Prolonger les centrales actuelles au-delà de 60 ans
La commission s'est aussi penchée sur la production électrique de demain, alors que les besoins devraient croître de 38% d'ici 2035 (jusqu'à 615 TWh par an) et à 700 TWh en 2050. La France devra, d'ici 2035, assurer une « prolongation optimisée » de son nucléaire et « un essor raisonnable » des capacités renouvelables, estime le rapport, voté à l'unanimité des 23 membres de la commission moins l'élu écologiste.
D'ici 2050, il sera « nécessaire de prolonger les centrales actuelles au-delà de 60 ans », et construire 14 réacteurs, nombre déjà annoncé par le gouvernement. Selon la capacité à le faire, la production nationale électrique serait de 700-850 TWh en 2050, avec 52% à 61% assurés par l'atome, explicite encore le rapport. Quant aux renouvelables (éolien, solaire), « plus les mix électriques en comportent une part significative, plus le coût de production moyen est élevé », du fait du besoin d'investissement dans les réseaux, souligne le rapport, qui invite à « optimiser » les plans de modernisation des réseaux.

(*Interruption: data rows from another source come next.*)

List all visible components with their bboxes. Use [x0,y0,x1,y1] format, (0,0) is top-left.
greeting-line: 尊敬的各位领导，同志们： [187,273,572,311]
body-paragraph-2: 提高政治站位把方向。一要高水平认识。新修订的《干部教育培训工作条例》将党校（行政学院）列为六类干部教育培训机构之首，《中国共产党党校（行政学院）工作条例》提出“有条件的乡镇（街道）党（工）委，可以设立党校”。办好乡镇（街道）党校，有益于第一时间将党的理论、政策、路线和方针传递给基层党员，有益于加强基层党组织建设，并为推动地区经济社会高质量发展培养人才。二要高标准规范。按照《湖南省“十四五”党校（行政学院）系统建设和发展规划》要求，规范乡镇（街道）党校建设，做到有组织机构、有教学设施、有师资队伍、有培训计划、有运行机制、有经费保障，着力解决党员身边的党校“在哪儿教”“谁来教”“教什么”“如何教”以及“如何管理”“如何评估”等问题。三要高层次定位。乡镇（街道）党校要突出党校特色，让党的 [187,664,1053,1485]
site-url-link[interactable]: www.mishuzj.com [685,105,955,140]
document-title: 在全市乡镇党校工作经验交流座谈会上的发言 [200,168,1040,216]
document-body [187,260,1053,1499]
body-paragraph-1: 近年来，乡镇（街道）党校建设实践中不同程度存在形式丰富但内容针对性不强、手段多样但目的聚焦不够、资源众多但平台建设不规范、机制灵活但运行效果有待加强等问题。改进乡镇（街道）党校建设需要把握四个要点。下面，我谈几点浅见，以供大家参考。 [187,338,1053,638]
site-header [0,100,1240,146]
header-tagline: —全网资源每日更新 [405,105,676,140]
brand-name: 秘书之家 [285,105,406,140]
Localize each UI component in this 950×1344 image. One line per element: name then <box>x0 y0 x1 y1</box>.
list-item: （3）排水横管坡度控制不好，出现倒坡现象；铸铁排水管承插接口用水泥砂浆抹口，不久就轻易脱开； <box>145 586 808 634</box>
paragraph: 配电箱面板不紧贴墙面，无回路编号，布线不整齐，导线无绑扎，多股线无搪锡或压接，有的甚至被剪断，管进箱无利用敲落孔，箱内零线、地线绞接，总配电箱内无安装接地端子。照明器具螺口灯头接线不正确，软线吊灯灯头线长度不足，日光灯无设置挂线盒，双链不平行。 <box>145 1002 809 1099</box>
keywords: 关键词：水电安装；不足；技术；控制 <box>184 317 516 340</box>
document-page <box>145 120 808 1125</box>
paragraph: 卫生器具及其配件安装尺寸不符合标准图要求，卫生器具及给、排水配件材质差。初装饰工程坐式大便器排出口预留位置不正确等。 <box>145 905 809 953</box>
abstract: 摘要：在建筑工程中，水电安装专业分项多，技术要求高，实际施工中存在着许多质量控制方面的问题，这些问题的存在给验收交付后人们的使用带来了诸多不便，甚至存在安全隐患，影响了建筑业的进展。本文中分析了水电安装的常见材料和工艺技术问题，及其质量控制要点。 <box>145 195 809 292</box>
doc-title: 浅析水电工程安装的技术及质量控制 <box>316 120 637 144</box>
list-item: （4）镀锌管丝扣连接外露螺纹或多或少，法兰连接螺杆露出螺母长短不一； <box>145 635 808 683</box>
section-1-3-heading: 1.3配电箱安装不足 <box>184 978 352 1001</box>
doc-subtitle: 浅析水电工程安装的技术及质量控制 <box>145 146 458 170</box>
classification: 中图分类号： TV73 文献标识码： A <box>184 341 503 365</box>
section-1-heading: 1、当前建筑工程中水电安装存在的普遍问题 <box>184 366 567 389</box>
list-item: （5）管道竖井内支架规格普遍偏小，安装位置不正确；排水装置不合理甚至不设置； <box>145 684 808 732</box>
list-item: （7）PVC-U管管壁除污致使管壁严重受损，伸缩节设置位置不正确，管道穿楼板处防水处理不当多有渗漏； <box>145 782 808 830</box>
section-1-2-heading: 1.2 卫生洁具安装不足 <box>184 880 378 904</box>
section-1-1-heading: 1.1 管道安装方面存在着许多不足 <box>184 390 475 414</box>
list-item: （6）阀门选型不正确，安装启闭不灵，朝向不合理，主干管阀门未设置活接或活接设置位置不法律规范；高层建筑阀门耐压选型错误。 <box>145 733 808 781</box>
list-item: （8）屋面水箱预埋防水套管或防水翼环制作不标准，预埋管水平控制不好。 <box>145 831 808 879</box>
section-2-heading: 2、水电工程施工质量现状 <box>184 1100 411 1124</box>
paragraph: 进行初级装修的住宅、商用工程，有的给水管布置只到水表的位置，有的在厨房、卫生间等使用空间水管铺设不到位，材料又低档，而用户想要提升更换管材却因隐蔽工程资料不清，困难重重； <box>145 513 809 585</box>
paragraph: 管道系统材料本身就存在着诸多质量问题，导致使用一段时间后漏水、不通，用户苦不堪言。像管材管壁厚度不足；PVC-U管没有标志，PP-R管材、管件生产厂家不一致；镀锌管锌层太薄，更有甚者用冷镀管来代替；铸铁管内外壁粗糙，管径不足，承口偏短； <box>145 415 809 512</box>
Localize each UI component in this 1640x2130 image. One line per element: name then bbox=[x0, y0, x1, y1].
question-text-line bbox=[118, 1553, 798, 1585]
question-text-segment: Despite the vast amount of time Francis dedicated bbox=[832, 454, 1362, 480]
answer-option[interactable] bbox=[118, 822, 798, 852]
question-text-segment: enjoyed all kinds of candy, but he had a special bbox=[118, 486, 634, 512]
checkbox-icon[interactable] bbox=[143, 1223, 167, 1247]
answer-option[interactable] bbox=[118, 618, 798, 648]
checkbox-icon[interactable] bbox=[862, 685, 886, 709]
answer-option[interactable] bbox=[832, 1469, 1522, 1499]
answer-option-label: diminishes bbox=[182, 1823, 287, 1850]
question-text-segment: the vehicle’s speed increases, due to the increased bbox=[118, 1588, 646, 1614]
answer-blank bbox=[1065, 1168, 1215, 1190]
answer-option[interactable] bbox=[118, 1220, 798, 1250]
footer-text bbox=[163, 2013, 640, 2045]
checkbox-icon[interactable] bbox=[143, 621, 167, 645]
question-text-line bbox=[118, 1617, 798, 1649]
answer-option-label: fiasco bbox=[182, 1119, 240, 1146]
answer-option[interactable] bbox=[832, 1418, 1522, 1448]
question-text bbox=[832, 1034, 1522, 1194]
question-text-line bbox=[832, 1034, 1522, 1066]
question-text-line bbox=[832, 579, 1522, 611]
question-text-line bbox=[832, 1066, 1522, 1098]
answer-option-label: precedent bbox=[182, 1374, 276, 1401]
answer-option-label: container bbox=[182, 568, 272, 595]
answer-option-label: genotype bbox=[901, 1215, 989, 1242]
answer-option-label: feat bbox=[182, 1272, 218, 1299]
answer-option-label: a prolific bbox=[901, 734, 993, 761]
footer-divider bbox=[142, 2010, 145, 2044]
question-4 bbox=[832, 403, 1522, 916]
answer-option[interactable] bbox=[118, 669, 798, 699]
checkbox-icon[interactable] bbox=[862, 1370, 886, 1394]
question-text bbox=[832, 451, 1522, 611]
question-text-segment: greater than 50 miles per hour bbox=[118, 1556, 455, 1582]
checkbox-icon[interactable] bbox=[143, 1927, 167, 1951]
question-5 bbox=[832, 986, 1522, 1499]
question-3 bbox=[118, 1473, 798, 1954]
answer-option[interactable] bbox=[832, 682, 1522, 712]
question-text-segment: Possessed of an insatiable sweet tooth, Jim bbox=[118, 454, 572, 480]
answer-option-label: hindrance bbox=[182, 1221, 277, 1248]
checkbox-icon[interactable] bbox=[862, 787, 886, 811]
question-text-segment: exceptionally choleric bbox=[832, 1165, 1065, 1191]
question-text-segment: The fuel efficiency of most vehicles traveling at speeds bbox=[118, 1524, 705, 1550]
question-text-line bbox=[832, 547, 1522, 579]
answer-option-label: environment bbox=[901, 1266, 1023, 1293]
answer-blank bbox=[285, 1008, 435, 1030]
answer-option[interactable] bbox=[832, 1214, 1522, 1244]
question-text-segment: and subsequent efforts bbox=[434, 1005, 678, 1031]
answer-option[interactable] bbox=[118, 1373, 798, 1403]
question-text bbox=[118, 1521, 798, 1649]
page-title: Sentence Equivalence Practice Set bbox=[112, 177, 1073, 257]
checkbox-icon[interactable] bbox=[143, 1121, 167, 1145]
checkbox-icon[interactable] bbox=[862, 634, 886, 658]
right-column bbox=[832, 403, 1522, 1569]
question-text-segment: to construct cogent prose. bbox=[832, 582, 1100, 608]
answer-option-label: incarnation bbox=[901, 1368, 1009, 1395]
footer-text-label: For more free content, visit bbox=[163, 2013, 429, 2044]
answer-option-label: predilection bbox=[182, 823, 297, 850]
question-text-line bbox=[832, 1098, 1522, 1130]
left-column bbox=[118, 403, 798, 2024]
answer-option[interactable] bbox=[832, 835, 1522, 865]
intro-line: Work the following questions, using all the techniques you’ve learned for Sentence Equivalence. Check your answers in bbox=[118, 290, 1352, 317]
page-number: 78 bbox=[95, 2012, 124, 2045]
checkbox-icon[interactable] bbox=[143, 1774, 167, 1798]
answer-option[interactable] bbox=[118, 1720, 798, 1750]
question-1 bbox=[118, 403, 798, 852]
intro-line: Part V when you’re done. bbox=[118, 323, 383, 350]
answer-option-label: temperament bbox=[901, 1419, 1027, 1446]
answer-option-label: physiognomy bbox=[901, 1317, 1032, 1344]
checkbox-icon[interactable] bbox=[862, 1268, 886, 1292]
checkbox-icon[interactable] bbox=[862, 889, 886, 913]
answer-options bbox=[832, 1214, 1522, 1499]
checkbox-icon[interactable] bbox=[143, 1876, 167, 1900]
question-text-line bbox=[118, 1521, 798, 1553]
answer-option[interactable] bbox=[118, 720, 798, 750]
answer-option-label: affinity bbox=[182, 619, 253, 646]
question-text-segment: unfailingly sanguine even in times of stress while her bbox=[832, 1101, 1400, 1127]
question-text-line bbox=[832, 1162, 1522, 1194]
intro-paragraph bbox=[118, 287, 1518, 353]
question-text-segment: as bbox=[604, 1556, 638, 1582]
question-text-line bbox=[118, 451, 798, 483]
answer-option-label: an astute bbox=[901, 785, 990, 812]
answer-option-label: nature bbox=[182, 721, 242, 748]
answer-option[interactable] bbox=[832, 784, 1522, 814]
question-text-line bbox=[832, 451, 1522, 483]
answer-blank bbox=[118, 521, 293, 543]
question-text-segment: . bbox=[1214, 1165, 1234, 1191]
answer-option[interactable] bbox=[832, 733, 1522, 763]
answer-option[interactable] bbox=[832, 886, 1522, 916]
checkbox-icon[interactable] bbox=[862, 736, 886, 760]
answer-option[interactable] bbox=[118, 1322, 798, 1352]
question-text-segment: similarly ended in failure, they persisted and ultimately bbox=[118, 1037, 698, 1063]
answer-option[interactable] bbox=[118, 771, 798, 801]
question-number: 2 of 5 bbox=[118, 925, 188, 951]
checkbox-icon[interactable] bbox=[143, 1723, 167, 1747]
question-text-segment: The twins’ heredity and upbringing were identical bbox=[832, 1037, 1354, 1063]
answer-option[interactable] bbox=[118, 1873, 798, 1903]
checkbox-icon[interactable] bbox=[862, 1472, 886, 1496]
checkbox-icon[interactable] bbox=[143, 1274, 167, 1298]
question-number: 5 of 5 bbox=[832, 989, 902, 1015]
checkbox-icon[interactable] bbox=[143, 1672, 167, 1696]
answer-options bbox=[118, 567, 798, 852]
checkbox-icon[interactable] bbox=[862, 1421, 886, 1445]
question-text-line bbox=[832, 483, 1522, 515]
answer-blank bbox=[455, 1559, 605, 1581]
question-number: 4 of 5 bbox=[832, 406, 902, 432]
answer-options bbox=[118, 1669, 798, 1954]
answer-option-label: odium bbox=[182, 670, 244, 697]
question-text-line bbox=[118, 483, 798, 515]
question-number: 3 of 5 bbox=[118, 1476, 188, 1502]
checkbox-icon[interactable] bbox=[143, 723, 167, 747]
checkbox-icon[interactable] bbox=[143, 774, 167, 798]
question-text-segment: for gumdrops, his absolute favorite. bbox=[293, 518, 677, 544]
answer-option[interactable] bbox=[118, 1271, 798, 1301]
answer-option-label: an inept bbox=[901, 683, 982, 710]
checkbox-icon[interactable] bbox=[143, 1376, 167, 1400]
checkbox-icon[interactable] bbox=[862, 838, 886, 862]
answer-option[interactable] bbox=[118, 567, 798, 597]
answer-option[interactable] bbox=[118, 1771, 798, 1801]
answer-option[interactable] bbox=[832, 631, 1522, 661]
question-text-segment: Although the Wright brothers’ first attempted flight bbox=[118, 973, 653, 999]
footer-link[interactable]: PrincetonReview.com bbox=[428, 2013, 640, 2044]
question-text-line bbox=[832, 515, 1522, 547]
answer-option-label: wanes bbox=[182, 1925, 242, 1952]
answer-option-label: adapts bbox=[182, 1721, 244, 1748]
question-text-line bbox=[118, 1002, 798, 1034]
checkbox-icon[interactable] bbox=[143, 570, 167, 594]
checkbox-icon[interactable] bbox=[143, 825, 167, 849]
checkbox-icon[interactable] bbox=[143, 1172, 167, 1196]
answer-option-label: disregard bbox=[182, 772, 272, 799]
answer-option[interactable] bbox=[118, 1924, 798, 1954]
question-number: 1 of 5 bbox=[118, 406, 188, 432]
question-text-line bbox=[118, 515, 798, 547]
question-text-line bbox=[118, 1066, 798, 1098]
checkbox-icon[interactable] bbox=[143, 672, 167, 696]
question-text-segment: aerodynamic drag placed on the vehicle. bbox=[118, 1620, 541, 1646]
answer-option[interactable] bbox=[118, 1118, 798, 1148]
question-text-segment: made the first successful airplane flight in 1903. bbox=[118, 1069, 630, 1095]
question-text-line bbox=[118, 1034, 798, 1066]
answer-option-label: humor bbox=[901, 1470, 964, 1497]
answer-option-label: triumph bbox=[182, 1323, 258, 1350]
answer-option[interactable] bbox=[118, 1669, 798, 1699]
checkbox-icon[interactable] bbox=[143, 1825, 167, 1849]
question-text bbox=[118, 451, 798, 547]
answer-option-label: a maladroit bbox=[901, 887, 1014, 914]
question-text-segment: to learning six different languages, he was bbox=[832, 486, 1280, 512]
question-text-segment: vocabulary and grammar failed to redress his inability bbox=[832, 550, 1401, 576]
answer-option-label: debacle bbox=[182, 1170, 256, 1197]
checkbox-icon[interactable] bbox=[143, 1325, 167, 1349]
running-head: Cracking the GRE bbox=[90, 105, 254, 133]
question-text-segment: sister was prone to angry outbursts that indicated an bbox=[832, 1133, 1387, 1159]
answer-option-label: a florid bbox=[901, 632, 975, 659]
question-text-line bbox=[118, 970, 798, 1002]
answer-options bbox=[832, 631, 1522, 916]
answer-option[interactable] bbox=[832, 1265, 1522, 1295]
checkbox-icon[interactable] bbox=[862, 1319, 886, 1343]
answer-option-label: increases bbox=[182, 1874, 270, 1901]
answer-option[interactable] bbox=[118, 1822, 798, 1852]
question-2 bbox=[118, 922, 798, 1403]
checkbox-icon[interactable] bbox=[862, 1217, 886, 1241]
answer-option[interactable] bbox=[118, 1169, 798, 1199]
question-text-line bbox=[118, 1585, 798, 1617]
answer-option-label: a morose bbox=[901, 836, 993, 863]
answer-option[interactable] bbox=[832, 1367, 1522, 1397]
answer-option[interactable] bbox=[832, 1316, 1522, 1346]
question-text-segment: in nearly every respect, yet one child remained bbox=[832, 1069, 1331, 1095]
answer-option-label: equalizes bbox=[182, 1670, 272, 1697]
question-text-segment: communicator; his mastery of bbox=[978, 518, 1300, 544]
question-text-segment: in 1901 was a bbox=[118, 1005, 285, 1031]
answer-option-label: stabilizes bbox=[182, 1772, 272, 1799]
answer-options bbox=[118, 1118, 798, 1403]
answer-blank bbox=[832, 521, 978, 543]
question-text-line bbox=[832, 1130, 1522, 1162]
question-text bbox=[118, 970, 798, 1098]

La commission alerte enfin sur « le risque, trop peu évoqué, de raréfaction de l'uranium naturel à une échéance assez rapprochée », si certains pays relancent l'atome comme annoncé, et appelle à « relancer au plus vite la recherche sur les réacteurs à neutrons rapides » permettant de « recycler nos propres déchets ». La France « a plus que jamais besoin d'une programmation énergétique à long terme », estime donc le Sénat. Le gouvernement avait renoncé à soumettre le sujet au Parlement faute de majorité. « On compte bien remettre le sujet à l'ordre du jour », déclare aujourd'hui Vincent Delahaye. « Il faudra peut-être laisser retomber la fièvre électorale. Mais ce sont des sujets sur lesquels on peut arriver à trouver des consensus, à partir du moment où on raisonne sur les chiffres ».
La crise politique plonge EDF dans l'inconnu
Reste que la crise politique et le résultat des élections législatives plongent EDF dans l'inconnu. Une partie du Nouveau Front populaire est anti-nucléaire, tandis que le Rassemblement national est pro-nucléaire et hostile aux éoliennes.
« Aujourd'hui, on s'est mis en ordre de bataille pour construire de nouveaux réacteurs, pour mener à bien tout un tas de projets et ce serait absolument dévastateur pour l'entreprise que de refaire machine arrière », expliquait mi-juin à l'AFP Amélie Henri, secrétaire nationale de la CFE-CGC, le premier syndicat de l'électricien national, qui évoque « l'inquiétude » des salariés.
Si Emmanuel Macron a décidé la construction de six réacteurs de nouvelle génération EPR2, assortis de huit autres par la suite, Amélie Henri souligne que « toutes les décisions structurantes » pour le secteur de l'énergie n'ont aujourd'hui « pas formellement été actées par le gouvernement » dans la loi. Il en va ainsi de la future programmation pluriannuelle de l'énergie (PPE) : cette feuille de route énergétique du pays, qui doit fixer le cadre pour sortir à terme des énergies fossiles, est censée être adoptée par décret d'ici la fin de l'année.
Or, la PPE actuellement en vigueur, adoptée en avril 2020, est un texte qui « annonce toujours la fermeture de 12 réacteurs d'ici 2035 » en plus des deux de la centrale de Fessenheim, déjà mis à l'arrêt, déplore la syndicaliste. A Bercy, on souligne que le calendrier est « clair », mais que tout cela dépend en effet des élections.